Mag es also mit der Sozialisation am Arbeitsplatz in vielerlei Hinsicht noch ein bisschen dauern, auf dem Fußballplatz ist er angekommen. Ein Vollspannkracher in Mönchengladbach (1:4) und ein Vollsprint in Darmstadt (2:2) waren seine ersten Tor-Ausrufezeichen für den SV Werder.
Darüberhinaus ist der Irrwisch zuletzt an fast jeder torgefährlichen Aktion beteiligt gewesen. Claudio Pizarro und Max Kruse sind noch verletzt - da spielt er eben den Alleinunterhalter. Und er soll auch im Heimspiel gegen Bayer Leverkusen am Samstag (ab 18 Uhr LIVE in unserem Sportradio SPORT1.fm und im LIVETICKER) wieder wirbeln.
Taugt er schon zum Werder-Gesicht? Bei der Frage (oder Feststellung?) musste Gnabry durchatmen. Kurze Pause. "Ich freue mich, so angesehen zu werden. Aber der Verein steht über allem."
Lob von Hrubesch - Tipps von Özil
Gerade erst hat ihn sein früherer U21-Nationaltrainer Horst Hrubesch geadelt. "Er ist beidfüßig, schnell, hat eine super Technik, das Auge für den Pass, er ist torgefährlich. Er besitzt eine Qualität, die musst du suchen."
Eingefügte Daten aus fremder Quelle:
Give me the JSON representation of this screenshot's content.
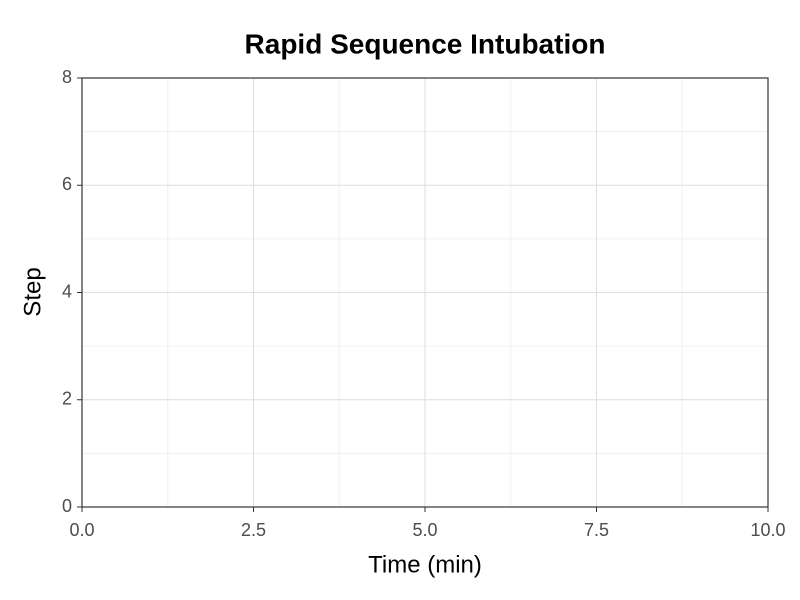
{
  "chart_data": {
    "type": "line",
    "title": "Rapid Sequence Intubation",
    "xlabel": "Time (min)",
    "ylabel": "Step",
    "xlim": [
      0,
      10
    ],
    "ylim": [
      0,
      8
    ],
    "xticks": [
      {
        "value": 0,
        "label": "0.0"
      },
      2.5,
      {
        "value": 5,
        "label": "5.0"
      },
      7.5,
      {
        "value": 10,
        "label": "10.0"
      }
    ],
    "yticks": [
      0,
      2,
      4,
      6,
      8
    ],
    "grid": true
  }
}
Hrubesch tat bei den Olympischen Spielen das, was Arsene Wenger bei Arsenal nicht gemacht hatte: Er ließ das Talent von der Leine, gab ihm Selbstvertrauen, redete ihm Mut zu.
Mit breiter Brust wechselte der flinke Angreifer dann überraschend nach Bremen - und lässt sogar Vergleiche mit Mesut Özil zu, der im Weserstadion zündete, nachdem er auf Schalke nicht zurechtkam. "Jeder weiß, dass Mesut Özil ein überragender Kicker ist", sagt Gnabry zu diesem Vergleich, "von ihm habe ich viel gelernt, viel abgeguckt".
Werders neuer Cheftrainer Alexander Nouri weiß, dass der Verein einen Glücksgriff gelandet hat: "Er ist einfach nicht ausrechenbar."
Traum von der A-Nationalmannschaft
Anders als Özil tritt Gnabry aber mehr als Vollstrecker auf, sucht zielgerichteter den Abschluss. Im letzten Auswärtsspiel trumpfte der Offensivspieler mit den blondierten Haaren so eindrucksvoll auf, dass Darmstadts Coach, der Ex-Werderaner Norbert Meier, sagte: "Werder hat eine Qualität, und sie haben einen Gnabry. Ich weiß nicht, wie lange der noch in Deutschland spielt."
Der Instinktfußballer mit den schnellen Beinen, der von der A-Nationalmannschaft träumt ("mein Ziel"), hat bei Werder zwar einen Vertrag bis 2020 unterzeichnet, aber es soll eine Ausstiegsklausel geben, die in erster Linie gedacht ist, um den FC Bayern zu bedienen.
Und Werders scheidendes Aufsichtsratsmitglied Willi Lemke hatte unlängst im SPORT1-Doppelpass ausgeplaudert, was in der Branche als offenes Geheimnis gilt: dass der Rekordmeister ein Zugriffsrecht auf diesen Spieler besitzt, sofern der weiter auf der Überholspur bleibt.
Ansonsten kann er sich an der Weser weiterentwickeln. Und endlich auch den Freimarkt kennenlernen. Denn wie sagte er nun noch? "Wenn so ein guter Tipp kommt, schaue ich mir das natürlich an."